Schlemmer was wounded several times during the First World War. Back at the Kunstakademie in 1919, he attempted to reform the educational system and to persuade the academy to hire Paul Klee as a lecturer. However, he failed in both attempts. He exhibited his paintings and sculptures at Der Sturm gallery in Berlin and at the Galerie Arnold in Dresden, and in 1920Walter Gropius offered him a teaching post at the Bauhaus, where he strove to convey the idea of the “total work of art” through his various classes on mural painting, drawing from life, sculpture, theatre and dance. His Triadisches Ballet, one of his best known works, which became a symbol of reform in dance and theatre set design, was first performed in 1922.

Schlemmer taught at the Staatliche Akademie in Breslau from 1929 until its closure in 1932. Following a brief period in Berlin, he settled in Switzerland with the idea of returning to Germany when the National Socialist regime eased its harsh cultural policy.
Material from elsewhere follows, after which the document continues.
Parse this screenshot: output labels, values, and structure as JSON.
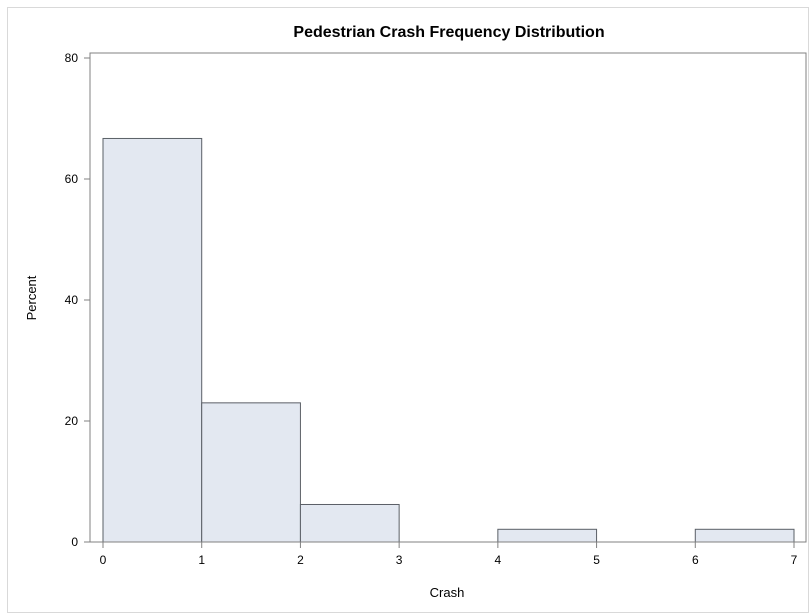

However, the inclusion of his paintings in the Entartete Kunst (Degenerate Art) exhibition in 1937 completely dashed all his hopes. Nevertheless, he decided to return to Germany, where, unable to practise his profession, he worked in various factories that produced paint and enamel. His last works depict windows which provide views of interiors in which people perform everyday actions.